Más "interesante", desde la perspectiva empresarial, es la segunda clase de recortes, en el ámbito laboral. Y ello, por varias razones, complementarias entre sí. Primero, porque una ciudadanía que en la calle es capaz -en ocasiones- de plantar cara a sus gobiernos, de desafiarles y aun de hacerles retroceder, se vuelve (hablo siempre en términos generales) extremadamente sumisa en sus centros de trabajo, frente a sus patronos. Ello, por supuesto, obedece a diversas causas sociológicas, que ahora no procede analizar. Es, no obstante, un hecho incontrovertible, según demuestran todos los datos. Por otra parte, en segundo lugar, las medidas de limitación de derechos en el ámbito laboral resultan mucho menos visibles de cara a la opinión pública: son siempre sectoriales, específicas, muy de detalle, con efectos erosionadores que sólo son visibles a medio y largo plazo. Son menos burdas, en suma, por lo que suelen generar menos oposición abierta de los menos informados (la gran mayoría).

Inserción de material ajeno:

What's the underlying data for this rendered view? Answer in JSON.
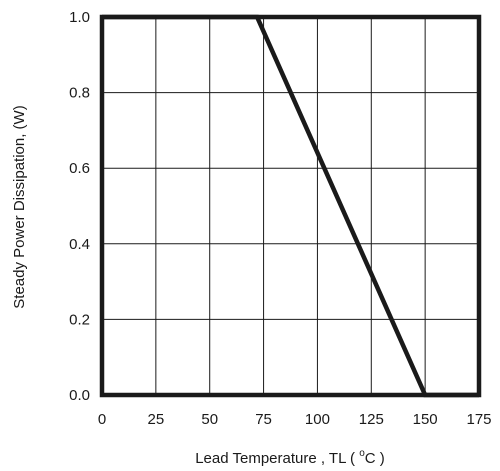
{
  "chart_data": {
    "type": "line",
    "xlabel": "Lead Temperature , TL ( °C )",
    "ylabel": "Steady Power Dissipation, (W)",
    "xlim": [
      0,
      175
    ],
    "ylim": [
      0.0,
      1.0
    ],
    "x_ticks": [
      0,
      25,
      50,
      75,
      100,
      125,
      150,
      175
    ],
    "y_ticks": [
      0.0,
      0.2,
      0.4,
      0.6,
      0.8,
      1.0
    ],
    "x_tick_labels": [
      "0",
      "25",
      "50",
      "75",
      "100",
      "125",
      "150",
      "175"
    ],
    "y_tick_labels": [
      "0.0",
      "0.2",
      "0.4",
      "0.6",
      "0.8",
      "1.0"
    ],
    "grid": true,
    "series": [
      {
        "color": "#1a1a1a",
        "points": [
          {
            "x": 0,
            "y": 1.0
          },
          {
            "x": 72,
            "y": 1.0
          },
          {
            "x": 150,
            "y": 0.0
          },
          {
            "x": 175,
            "y": 0.0
          }
        ]
      }
    ]
  }
}
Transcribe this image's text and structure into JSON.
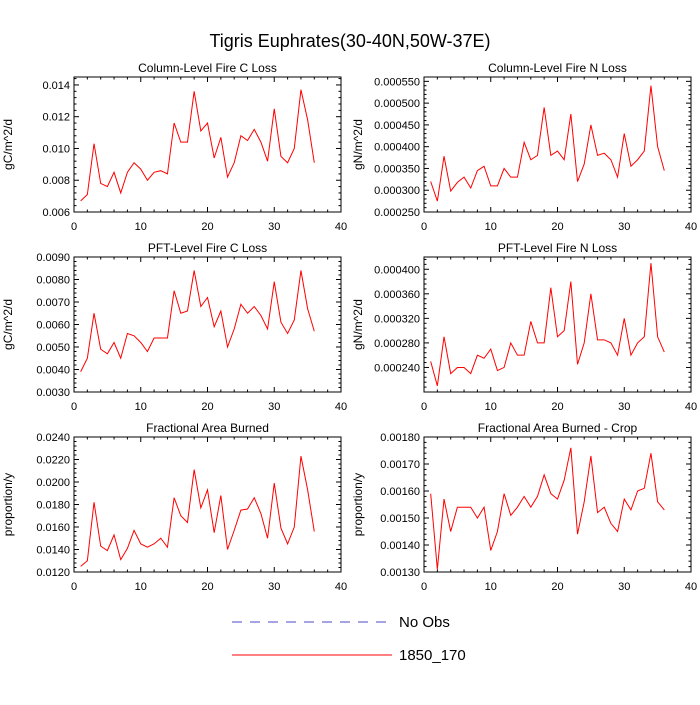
{
  "title": "Tigris Euphrates(30-40N,50W-37E)",
  "legend": [
    {
      "label": "No Obs",
      "style": "dashed",
      "color": "#4b4bc8"
    },
    {
      "label": "1850_170",
      "style": "solid",
      "color": "#ff0000"
    }
  ],
  "chart_data": [
    {
      "type": "line",
      "title": "Column-Level Fire C Loss",
      "ylabel": "gC/m^2/d",
      "xlim": [
        0,
        40
      ],
      "ylim": [
        0.006,
        0.0145
      ],
      "xticks": [
        0,
        10,
        20,
        30,
        40
      ],
      "xtick_labels": [
        "0",
        "10",
        "20",
        "30",
        "40"
      ],
      "yticks": [
        0.006,
        0.008,
        0.01,
        0.012,
        0.014
      ],
      "ytick_labels": [
        "0.006",
        "0.008",
        "0.010",
        "0.012",
        "0.014"
      ],
      "x": [
        1,
        2,
        3,
        4,
        5,
        6,
        7,
        8,
        9,
        10,
        11,
        12,
        13,
        14,
        15,
        16,
        17,
        18,
        19,
        20,
        21,
        22,
        23,
        24,
        25,
        26,
        27,
        28,
        29,
        30,
        31,
        32,
        33,
        34,
        35,
        36
      ],
      "series": [
        {
          "name": "1850_170",
          "color": "#ff0000",
          "values": [
            0.0067,
            0.0071,
            0.0103,
            0.0078,
            0.0076,
            0.0085,
            0.0072,
            0.0085,
            0.0091,
            0.0087,
            0.008,
            0.0085,
            0.0086,
            0.0084,
            0.0116,
            0.0104,
            0.0104,
            0.0136,
            0.0111,
            0.0116,
            0.0094,
            0.0107,
            0.0082,
            0.0091,
            0.0108,
            0.0105,
            0.0112,
            0.0104,
            0.0092,
            0.0125,
            0.0095,
            0.0091,
            0.01,
            0.0137,
            0.0118,
            0.0091
          ]
        }
      ]
    },
    {
      "type": "line",
      "title": "Column-Level Fire N Loss",
      "ylabel": "gN/m^2/d",
      "xlim": [
        0,
        40
      ],
      "ylim": [
        0.00025,
        0.00056
      ],
      "xticks": [
        0,
        10,
        20,
        30,
        40
      ],
      "xtick_labels": [
        "0",
        "10",
        "20",
        "30",
        "40"
      ],
      "yticks": [
        0.00025,
        0.0003,
        0.00035,
        0.0004,
        0.00045,
        0.0005,
        0.00055
      ],
      "ytick_labels": [
        "0.000250",
        "0.000300",
        "0.000350",
        "0.000400",
        "0.000450",
        "0.000500",
        "0.000550"
      ],
      "x": [
        1,
        2,
        3,
        4,
        5,
        6,
        7,
        8,
        9,
        10,
        11,
        12,
        13,
        14,
        15,
        16,
        17,
        18,
        19,
        20,
        21,
        22,
        23,
        24,
        25,
        26,
        27,
        28,
        29,
        30,
        31,
        32,
        33,
        34,
        35,
        36
      ],
      "series": [
        {
          "name": "1850_170",
          "color": "#ff0000",
          "values": [
            0.00032,
            0.000275,
            0.000378,
            0.000298,
            0.000318,
            0.00033,
            0.000305,
            0.000345,
            0.000355,
            0.00031,
            0.00031,
            0.00035,
            0.00033,
            0.00033,
            0.00041,
            0.00037,
            0.00038,
            0.00049,
            0.00038,
            0.00039,
            0.00037,
            0.000475,
            0.00032,
            0.00036,
            0.00045,
            0.00038,
            0.000385,
            0.00037,
            0.00033,
            0.00043,
            0.000355,
            0.00037,
            0.00039,
            0.00054,
            0.0004,
            0.000345
          ]
        }
      ]
    },
    {
      "type": "line",
      "title": "PFT-Level Fire C Loss",
      "ylabel": "gC/m^2/d",
      "xlim": [
        0,
        40
      ],
      "ylim": [
        0.003,
        0.009
      ],
      "xticks": [
        0,
        10,
        20,
        30,
        40
      ],
      "xtick_labels": [
        "0",
        "10",
        "20",
        "30",
        "40"
      ],
      "yticks": [
        0.003,
        0.004,
        0.005,
        0.006,
        0.007,
        0.008,
        0.009
      ],
      "ytick_labels": [
        "0.0030",
        "0.0040",
        "0.0050",
        "0.0060",
        "0.0070",
        "0.0080",
        "0.0090"
      ],
      "x": [
        1,
        2,
        3,
        4,
        5,
        6,
        7,
        8,
        9,
        10,
        11,
        12,
        13,
        14,
        15,
        16,
        17,
        18,
        19,
        20,
        21,
        22,
        23,
        24,
        25,
        26,
        27,
        28,
        29,
        30,
        31,
        32,
        33,
        34,
        35,
        36
      ],
      "series": [
        {
          "name": "1850_170",
          "color": "#ff0000",
          "values": [
            0.0039,
            0.0045,
            0.0065,
            0.0049,
            0.0047,
            0.0052,
            0.0045,
            0.0056,
            0.0055,
            0.0052,
            0.0048,
            0.0054,
            0.0054,
            0.0054,
            0.0075,
            0.0065,
            0.0066,
            0.0084,
            0.0068,
            0.0072,
            0.0059,
            0.0066,
            0.005,
            0.0058,
            0.0069,
            0.0065,
            0.0068,
            0.0064,
            0.0058,
            0.0079,
            0.0061,
            0.0056,
            0.0062,
            0.0084,
            0.0067,
            0.0057
          ]
        }
      ]
    },
    {
      "type": "line",
      "title": "PFT-Level Fire N Loss",
      "ylabel": "gN/m^2/d",
      "xlim": [
        0,
        40
      ],
      "ylim": [
        0.0002,
        0.00042
      ],
      "xticks": [
        0,
        10,
        20,
        30,
        40
      ],
      "xtick_labels": [
        "0",
        "10",
        "20",
        "30",
        "40"
      ],
      "yticks": [
        0.00024,
        0.00028,
        0.00032,
        0.00036,
        0.0004
      ],
      "ytick_labels": [
        "0.000240",
        "0.000280",
        "0.000320",
        "0.000360",
        "0.000400"
      ],
      "x": [
        1,
        2,
        3,
        4,
        5,
        6,
        7,
        8,
        9,
        10,
        11,
        12,
        13,
        14,
        15,
        16,
        17,
        18,
        19,
        20,
        21,
        22,
        23,
        24,
        25,
        26,
        27,
        28,
        29,
        30,
        31,
        32,
        33,
        34,
        35,
        36
      ],
      "series": [
        {
          "name": "1850_170",
          "color": "#ff0000",
          "values": [
            0.00025,
            0.00021,
            0.00029,
            0.00023,
            0.00024,
            0.00024,
            0.00023,
            0.00026,
            0.000255,
            0.00027,
            0.000235,
            0.00024,
            0.00028,
            0.00026,
            0.00026,
            0.000315,
            0.00028,
            0.00028,
            0.00037,
            0.00029,
            0.0003,
            0.00038,
            0.000245,
            0.00028,
            0.00036,
            0.000285,
            0.000285,
            0.00028,
            0.00026,
            0.00032,
            0.00026,
            0.00028,
            0.00029,
            0.00041,
            0.00029,
            0.000265
          ]
        }
      ]
    },
    {
      "type": "line",
      "title": "Fractional Area Burned",
      "ylabel": "proportion/y",
      "xlim": [
        0,
        40
      ],
      "ylim": [
        0.012,
        0.024
      ],
      "xticks": [
        0,
        10,
        20,
        30,
        40
      ],
      "xtick_labels": [
        "0",
        "10",
        "20",
        "30",
        "40"
      ],
      "yticks": [
        0.012,
        0.014,
        0.016,
        0.018,
        0.02,
        0.022,
        0.024
      ],
      "ytick_labels": [
        "0.0120",
        "0.0140",
        "0.0160",
        "0.0180",
        "0.0200",
        "0.0220",
        "0.0240"
      ],
      "x": [
        1,
        2,
        3,
        4,
        5,
        6,
        7,
        8,
        9,
        10,
        11,
        12,
        13,
        14,
        15,
        16,
        17,
        18,
        19,
        20,
        21,
        22,
        23,
        24,
        25,
        26,
        27,
        28,
        29,
        30,
        31,
        32,
        33,
        34,
        35,
        36
      ],
      "series": [
        {
          "name": "1850_170",
          "color": "#ff0000",
          "values": [
            0.0125,
            0.013,
            0.0182,
            0.0143,
            0.0139,
            0.0153,
            0.0131,
            0.0141,
            0.0157,
            0.0145,
            0.0142,
            0.0145,
            0.015,
            0.0142,
            0.0186,
            0.017,
            0.0164,
            0.0211,
            0.0177,
            0.0193,
            0.0155,
            0.0188,
            0.014,
            0.0157,
            0.0175,
            0.0176,
            0.0186,
            0.0172,
            0.015,
            0.0199,
            0.0159,
            0.0145,
            0.016,
            0.0223,
            0.0193,
            0.0156
          ]
        }
      ]
    },
    {
      "type": "line",
      "title": "Fractional Area Burned - Crop",
      "ylabel": "proportion/y",
      "xlim": [
        0,
        40
      ],
      "ylim": [
        0.0013,
        0.0018
      ],
      "xticks": [
        0,
        10,
        20,
        30,
        40
      ],
      "xtick_labels": [
        "0",
        "10",
        "20",
        "30",
        "40"
      ],
      "yticks": [
        0.0013,
        0.0014,
        0.0015,
        0.0016,
        0.0017,
        0.0018
      ],
      "ytick_labels": [
        "0.00130",
        "0.00140",
        "0.00150",
        "0.00160",
        "0.00170",
        "0.00180"
      ],
      "x": [
        1,
        2,
        3,
        4,
        5,
        6,
        7,
        8,
        9,
        10,
        11,
        12,
        13,
        14,
        15,
        16,
        17,
        18,
        19,
        20,
        21,
        22,
        23,
        24,
        25,
        26,
        27,
        28,
        29,
        30,
        31,
        32,
        33,
        34,
        35,
        36
      ],
      "series": [
        {
          "name": "1850_170",
          "color": "#ff0000",
          "values": [
            0.00159,
            0.00131,
            0.00157,
            0.00145,
            0.00154,
            0.00154,
            0.00154,
            0.0015,
            0.00154,
            0.00138,
            0.00145,
            0.00159,
            0.00151,
            0.00154,
            0.00158,
            0.00154,
            0.00158,
            0.00166,
            0.00159,
            0.00157,
            0.00164,
            0.00176,
            0.00144,
            0.00156,
            0.00173,
            0.00152,
            0.00154,
            0.00148,
            0.00145,
            0.00157,
            0.00153,
            0.0016,
            0.00161,
            0.00174,
            0.00156,
            0.00153
          ]
        }
      ]
    }
  ]
}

Por fin, la táctica de restricción de derechos laborales y de rebaja de salarios puede contar en su favor con dos fenómenos ideológicos (no espontáneos, por supuesto) muy relevantes: las divisiones socioculturales dentro de las clases trabajadoras (trabajador@s inmigrantes frente a trabajador@s nacionales, emplead@s públic@s frente a l@s de la empresa privada, técnic@s frente a obrer@s manuales, trabajador@s con contrato "fijo" frente a trabajador@s precari@s,...); y el evidente triunfo de la ideología antisindical en amplias capas de las clases trabajadoras (incluidos -y ello resulta tanto más alarmante y lamentable- sectores muy relevantes de la izquierda), que desarma -al menos en parte- a quienes deberían liderar la resistencia frente a las mismas.

Por todo lo anterior, cabe esperar que el ataque a los derechos laborales y a los salarios (que forma parte esencial de la estrategia neoliberal de gobernanza desde el principio, aunque hayan tomado ahora la crisis económica como pretexto para nuevas profundizaciones) no sea en absoluto un fenómeno coyuntural (puesto que, además, dichos recortes ninguna conexión tienen -salvo en los ensueños neoliberales más zafios- con la reducción del déficit público o con la crisis financiera y bancaria).

(Por lo demás, desde el punto de vista empresarial, el ataque a los derechos laborales es una cuestión bastante más importante que la otra, pues es la que en realidad afecta a sus intereses más directamente: dado que las reformas tributarias regresivas -junto con la legalización y/o tolerancia del fraude tributario- han dejado la financiación del gasto público prácticamente en manos de las clases trabajadoras, lo que de verdad afecta a la rentabilidad empresarial es, en esencia, la lucha, por el poder y por las frutos del trabajo, dentro de la empresa, entre patrono y trabajador@s. Lo demás -la financiación del Estado del Bienestar- acaba por ser, en buena medida, un problema de reparto de los costes entre diferentes capas de la clase trabajadora misma, que sólo preocupa a la patronal -además de por sus anteojeras ideológicas- por el efecto que pueda producir en el empoderamiento, y consiguientemente en la (in)disciplina, de l@s trabajador@s; además, por la posibilidad de hacer negocio con los servicios públicos, si estos se deterioran lo suficiente y/o se privatizan.)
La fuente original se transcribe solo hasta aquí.